The Media Monitoring Project (MMP) was delighted to seeThe Star report on a trio of young women placed on the front page of its 29 August 2008 edition.“Heroic schoolgirls teach adults a life lesson”, by Kanina Foss, is highly commended for being a positive and well constructed article, which challenges stereotypes about children and young people, and whose message is given weight and prominence by being on the front page.
The article relates how three schoolgirls, aged 17 to 18, helped save a woman’s life on a bus ride to school, while the other adult passengers stood by and provided no assistance.
Research by MMP (2004) has shown that articles relating to children are few and rarely given prominence in the media (“Dying to make the news: An analysis of children’s coverage in the South African news media”).
As was discussed in a previous MADOAT analysis, “Turning a horror story into a positive life story” (August 2008), children and young people are often portrayed as victims of abuse, rather than positive role models and active citizens.
Foss writes about young women who are not passive victims of crime, but play a pro-active role, assisting others, where their adult counter-parts fail to do so. Their quick actions show them to be positive role models for children and also for adults. One of the young women was quoted in the article, giving voice to those who are subjects in the story and who so often remain voiceless in the news.
While the article and paper are generally applauded by MMP, attention needs to be drawn to one issue which could be improved in future articles. Where the young women are quoted, it is in the context of what they said at the time to illustrate what happened. It is not clear from the article whose voice is used to tell the story, and what the young women’s views on their experience are. In addition, where they are quoted, the young women are only quoted twice, equal to the number of times their principal was quoted, who was in no way involved in the incident. Given the nature of the story, more frequent direct quoting of the young women would have been appropriate, enabling the story to be told in their own words, and to also show respect for the clear capacity of the young women.
Through the Children’s Media Monitoring Project, as part of MMP’s Empowering Children and the Media Strategy, MMP discussed the article with children, who provided their opinions on the piece. Most liked the story because it presented children in a positive light. Children commented on how “no bad things were said about the children”, how and they were shown “being brave”, and that the article provided recognition for their actions. When asked what they would put in the article if they had the opportunity, some also commented that they would have included more of “what the girls say”, as well as instructions for those caught in a similar situation (Children’s workshop, 01/09/08).
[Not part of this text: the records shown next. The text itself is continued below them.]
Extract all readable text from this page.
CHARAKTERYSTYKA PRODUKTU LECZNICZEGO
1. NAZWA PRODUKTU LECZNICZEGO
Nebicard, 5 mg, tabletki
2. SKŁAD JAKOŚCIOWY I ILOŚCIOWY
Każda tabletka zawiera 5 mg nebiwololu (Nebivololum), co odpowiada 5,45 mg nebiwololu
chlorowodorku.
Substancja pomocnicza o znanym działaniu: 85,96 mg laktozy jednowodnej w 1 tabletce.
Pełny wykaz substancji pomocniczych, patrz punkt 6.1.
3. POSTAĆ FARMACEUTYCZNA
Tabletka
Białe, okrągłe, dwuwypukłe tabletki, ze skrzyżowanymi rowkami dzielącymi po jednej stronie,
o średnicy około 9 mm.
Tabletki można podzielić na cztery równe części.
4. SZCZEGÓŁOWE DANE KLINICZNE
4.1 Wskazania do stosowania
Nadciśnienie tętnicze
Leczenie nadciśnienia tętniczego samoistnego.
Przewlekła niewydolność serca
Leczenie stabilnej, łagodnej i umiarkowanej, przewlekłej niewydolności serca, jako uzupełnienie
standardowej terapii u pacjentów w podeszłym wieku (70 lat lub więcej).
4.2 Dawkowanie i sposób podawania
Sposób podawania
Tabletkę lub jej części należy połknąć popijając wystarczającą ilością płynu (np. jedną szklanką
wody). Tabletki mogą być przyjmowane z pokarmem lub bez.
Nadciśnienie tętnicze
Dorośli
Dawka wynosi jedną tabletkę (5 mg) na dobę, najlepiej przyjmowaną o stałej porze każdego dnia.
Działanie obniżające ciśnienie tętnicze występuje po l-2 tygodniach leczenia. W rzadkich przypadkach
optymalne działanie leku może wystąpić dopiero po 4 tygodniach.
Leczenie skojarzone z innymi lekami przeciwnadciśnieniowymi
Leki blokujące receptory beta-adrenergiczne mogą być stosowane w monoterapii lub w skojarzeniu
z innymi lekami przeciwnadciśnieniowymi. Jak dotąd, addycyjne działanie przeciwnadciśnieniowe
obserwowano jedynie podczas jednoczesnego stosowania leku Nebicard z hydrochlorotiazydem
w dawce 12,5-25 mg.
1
As MMP tries to reiterate throughout its analysis of articles on children, articles such these are important for readers to see more regularly. These stories provide opportunities for adult and young readers alike to learn that children and young people can also play active, positive roles in society. Thus, MMP congratulates The Star and Kanina Foss for their front page story, and hopes that they continue to build and improve on this achievement. We know many positive stories about children exist, waiting to be shared with South African readers.